А может, все же, попробовать? Он еще раз пристрелялся. Нет, навряд ли. Лучше не рисковать. Придется ждать ГАИ и водителя, поехавшего за ней. Что же здесь, однако, произошло? Три человека погибли. Мужчина и женщина примерно его возраста. Лобанову несколько дней назад исполнилось сорок. Этим столько же или чуть постарше. Хотя, может, и смерть уже сделала свое дело - состарила. Возможно, они муж и жена. На заднем сидении, вероятно, его или ее мать. Горе-то, какое для родственников. Тройные похороны.

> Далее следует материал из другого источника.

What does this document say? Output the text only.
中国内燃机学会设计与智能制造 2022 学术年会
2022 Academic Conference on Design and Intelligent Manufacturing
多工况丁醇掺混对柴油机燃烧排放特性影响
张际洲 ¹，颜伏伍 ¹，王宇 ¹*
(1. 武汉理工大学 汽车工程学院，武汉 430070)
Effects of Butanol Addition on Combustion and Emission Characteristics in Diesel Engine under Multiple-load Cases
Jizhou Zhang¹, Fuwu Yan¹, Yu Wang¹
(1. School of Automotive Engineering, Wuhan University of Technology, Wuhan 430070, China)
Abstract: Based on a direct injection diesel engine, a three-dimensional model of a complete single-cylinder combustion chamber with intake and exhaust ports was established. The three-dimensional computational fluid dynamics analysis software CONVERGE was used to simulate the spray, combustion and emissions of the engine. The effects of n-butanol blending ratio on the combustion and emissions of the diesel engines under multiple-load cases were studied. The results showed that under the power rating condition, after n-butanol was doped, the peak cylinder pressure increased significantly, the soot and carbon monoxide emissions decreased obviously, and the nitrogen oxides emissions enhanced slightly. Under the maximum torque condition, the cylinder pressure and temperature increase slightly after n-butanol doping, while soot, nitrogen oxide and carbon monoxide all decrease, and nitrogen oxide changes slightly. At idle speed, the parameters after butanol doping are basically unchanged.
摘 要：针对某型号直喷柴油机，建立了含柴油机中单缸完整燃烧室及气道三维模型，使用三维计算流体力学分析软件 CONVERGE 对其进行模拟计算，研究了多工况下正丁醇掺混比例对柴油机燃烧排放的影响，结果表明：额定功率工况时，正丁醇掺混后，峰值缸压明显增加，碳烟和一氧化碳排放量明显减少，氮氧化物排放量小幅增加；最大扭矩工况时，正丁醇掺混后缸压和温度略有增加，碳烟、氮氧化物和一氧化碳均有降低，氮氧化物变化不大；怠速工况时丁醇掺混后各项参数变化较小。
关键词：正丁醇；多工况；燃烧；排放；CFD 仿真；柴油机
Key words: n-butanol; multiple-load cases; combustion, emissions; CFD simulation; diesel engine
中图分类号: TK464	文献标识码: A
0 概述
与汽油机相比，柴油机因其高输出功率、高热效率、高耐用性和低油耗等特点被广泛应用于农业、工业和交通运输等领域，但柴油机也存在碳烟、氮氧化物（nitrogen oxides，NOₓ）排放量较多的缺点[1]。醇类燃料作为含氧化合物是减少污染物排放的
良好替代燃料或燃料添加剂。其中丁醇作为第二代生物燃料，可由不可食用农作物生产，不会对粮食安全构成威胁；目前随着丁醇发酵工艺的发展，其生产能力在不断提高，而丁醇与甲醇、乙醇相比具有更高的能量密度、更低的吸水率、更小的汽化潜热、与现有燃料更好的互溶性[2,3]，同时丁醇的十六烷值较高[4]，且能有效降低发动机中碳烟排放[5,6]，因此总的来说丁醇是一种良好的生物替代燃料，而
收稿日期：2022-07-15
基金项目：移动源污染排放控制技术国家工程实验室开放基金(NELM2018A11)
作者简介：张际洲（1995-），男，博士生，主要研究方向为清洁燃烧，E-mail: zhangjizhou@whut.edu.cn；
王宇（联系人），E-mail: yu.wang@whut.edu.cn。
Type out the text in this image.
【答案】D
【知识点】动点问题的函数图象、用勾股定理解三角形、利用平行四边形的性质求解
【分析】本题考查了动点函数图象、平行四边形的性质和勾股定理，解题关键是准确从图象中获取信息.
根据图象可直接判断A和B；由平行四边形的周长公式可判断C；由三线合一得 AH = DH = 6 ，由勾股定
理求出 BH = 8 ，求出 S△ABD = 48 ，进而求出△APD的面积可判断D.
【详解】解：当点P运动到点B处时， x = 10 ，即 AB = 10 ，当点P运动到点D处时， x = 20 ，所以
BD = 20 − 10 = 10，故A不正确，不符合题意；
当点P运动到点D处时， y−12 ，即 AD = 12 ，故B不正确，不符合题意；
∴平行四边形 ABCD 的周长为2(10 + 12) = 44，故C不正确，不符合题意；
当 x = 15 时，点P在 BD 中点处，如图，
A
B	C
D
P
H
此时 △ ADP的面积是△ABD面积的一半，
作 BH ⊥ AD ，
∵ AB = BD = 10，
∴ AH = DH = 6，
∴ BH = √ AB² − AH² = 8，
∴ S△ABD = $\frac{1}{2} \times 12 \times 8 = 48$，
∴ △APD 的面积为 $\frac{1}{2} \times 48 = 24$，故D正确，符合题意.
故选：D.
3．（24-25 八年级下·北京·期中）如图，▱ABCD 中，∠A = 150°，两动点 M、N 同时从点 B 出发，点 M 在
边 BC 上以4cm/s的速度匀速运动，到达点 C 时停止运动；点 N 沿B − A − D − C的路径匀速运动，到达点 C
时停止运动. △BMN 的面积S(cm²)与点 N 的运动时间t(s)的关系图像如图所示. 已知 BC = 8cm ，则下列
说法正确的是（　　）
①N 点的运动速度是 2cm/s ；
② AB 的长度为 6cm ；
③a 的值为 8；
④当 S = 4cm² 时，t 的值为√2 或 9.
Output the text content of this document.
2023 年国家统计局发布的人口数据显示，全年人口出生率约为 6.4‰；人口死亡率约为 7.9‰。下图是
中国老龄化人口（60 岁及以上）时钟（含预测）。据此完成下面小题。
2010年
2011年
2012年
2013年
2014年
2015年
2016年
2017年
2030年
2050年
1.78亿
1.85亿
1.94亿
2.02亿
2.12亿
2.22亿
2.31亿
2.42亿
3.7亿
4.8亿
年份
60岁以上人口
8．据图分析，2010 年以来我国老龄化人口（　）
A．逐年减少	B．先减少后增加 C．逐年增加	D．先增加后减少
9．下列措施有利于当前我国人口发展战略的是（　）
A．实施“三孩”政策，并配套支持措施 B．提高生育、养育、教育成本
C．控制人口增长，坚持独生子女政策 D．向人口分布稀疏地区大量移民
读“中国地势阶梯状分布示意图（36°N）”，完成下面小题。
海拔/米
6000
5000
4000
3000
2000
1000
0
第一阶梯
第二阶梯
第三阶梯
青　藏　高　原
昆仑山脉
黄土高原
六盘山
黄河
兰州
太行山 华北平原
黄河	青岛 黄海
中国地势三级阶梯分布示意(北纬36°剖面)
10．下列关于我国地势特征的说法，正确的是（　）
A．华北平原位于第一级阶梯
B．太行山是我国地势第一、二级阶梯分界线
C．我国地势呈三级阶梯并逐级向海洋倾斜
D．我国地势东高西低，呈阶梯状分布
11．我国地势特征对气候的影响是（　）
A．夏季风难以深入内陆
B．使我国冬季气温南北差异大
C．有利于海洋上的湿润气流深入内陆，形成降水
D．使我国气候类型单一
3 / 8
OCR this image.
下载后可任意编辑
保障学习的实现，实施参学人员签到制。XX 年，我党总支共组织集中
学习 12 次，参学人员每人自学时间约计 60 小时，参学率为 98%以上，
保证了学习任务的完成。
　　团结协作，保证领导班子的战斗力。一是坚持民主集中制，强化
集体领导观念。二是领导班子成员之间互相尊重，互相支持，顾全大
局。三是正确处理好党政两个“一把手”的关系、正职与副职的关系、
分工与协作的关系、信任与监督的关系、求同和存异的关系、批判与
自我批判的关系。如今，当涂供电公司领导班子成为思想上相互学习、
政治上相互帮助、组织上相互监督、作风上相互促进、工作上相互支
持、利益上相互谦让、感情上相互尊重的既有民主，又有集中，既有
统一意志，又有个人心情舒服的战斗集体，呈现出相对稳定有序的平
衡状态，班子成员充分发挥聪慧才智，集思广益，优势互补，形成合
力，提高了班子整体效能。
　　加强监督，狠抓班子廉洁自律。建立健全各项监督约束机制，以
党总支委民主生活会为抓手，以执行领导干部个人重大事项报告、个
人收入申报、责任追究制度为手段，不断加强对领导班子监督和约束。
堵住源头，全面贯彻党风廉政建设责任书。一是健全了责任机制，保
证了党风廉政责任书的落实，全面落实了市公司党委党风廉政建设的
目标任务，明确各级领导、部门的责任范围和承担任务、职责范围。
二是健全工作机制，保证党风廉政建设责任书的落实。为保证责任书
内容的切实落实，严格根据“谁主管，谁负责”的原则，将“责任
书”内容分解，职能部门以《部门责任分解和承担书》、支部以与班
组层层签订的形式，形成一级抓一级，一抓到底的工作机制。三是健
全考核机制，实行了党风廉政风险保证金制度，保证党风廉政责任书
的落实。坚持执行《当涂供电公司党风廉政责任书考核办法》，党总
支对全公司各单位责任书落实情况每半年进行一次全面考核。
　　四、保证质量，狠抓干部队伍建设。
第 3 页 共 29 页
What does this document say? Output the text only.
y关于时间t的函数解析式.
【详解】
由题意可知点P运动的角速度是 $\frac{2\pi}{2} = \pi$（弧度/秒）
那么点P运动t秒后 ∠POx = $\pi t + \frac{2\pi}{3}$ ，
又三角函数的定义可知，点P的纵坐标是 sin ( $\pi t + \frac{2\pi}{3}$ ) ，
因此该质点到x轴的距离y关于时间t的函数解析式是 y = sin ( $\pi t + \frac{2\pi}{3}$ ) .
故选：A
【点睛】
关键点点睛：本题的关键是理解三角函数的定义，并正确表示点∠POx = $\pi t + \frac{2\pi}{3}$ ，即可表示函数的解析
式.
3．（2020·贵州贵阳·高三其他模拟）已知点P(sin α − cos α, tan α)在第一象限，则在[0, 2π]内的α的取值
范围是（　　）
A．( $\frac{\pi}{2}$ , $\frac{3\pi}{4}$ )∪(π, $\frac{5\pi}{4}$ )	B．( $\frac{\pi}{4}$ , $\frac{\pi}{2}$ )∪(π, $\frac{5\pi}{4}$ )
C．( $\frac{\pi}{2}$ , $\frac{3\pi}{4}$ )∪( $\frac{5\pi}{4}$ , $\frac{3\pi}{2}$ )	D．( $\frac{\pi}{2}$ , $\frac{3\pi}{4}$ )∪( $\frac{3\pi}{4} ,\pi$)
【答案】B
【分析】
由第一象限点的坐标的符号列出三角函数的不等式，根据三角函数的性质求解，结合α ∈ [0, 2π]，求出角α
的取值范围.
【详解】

Кто, интересно, виноват, они или тот, кто в них врезался? Мужика того жалко. Можно представить, каково ему сейчас. Не приведи Господь! Уж лучше бы не он был виновен. Посадят, поди. А он молодец, в инспекцию сразу рванул. А может, скрылся? Да вот еще! Зачем так плохо о людях думать. Неужто можно было бы бросить здесь погибших?
Лобанов поежился. Холодно, однако. Он сел в кабину грузовика, чтобы в тепле дожидаться приезда нужных людей. Фары высвечивали искалеченную легковушку, и в ней легко угадывались тела погибших.
- Прямо перед носом! - фыркнул Лобанов.
Ему стало не по себе. Этих-то чего бояться? Он окинул взглядом искореженный автомобиль. Живых надо бояться. Тем не менее, перед глазами высвечивалась безрадостная картина, и он выключил фары. Все погрузилось в кромешную мглу. В голову лезли неприятные мысли. Может, кимарнуть часок, пока гаишников дожидаешься? Ага, как же, уснешь тут....
Лобанов закурил. Папирос осталось несколько штук. А курить, как назло, хочется пуще обычного. Пошарил в бардачке. Увы, про запас пачки нету. Придется экономить. А чего экономить-то? На час хватит, ну на полтора. Лобанов рассчитывал, что за это время сюда приедут. Он сидел в кабине и ждал. Никто не ехал.
Неизвестно, сколько сейчас времени. И часов у него нет. Вообще он их редко носил, они почему-то все время ломались, не хотели с ним жить.
- Время ломается, - усмехнулся он.
В одном смысле - неисправно, в другом - выделывается. Вот сейчас оно именно выделывалось, так как тянулось медленно, тягуче. Лобанов несколько раз прогревал машину, чтобы избавиться от холода. Тело затекло. Странно, и как это он часами мог не вылезать из-за баранки? Надо выйти размяться. Выходить вообще-то не хотелось. Здесь, в кабине, защищеннее.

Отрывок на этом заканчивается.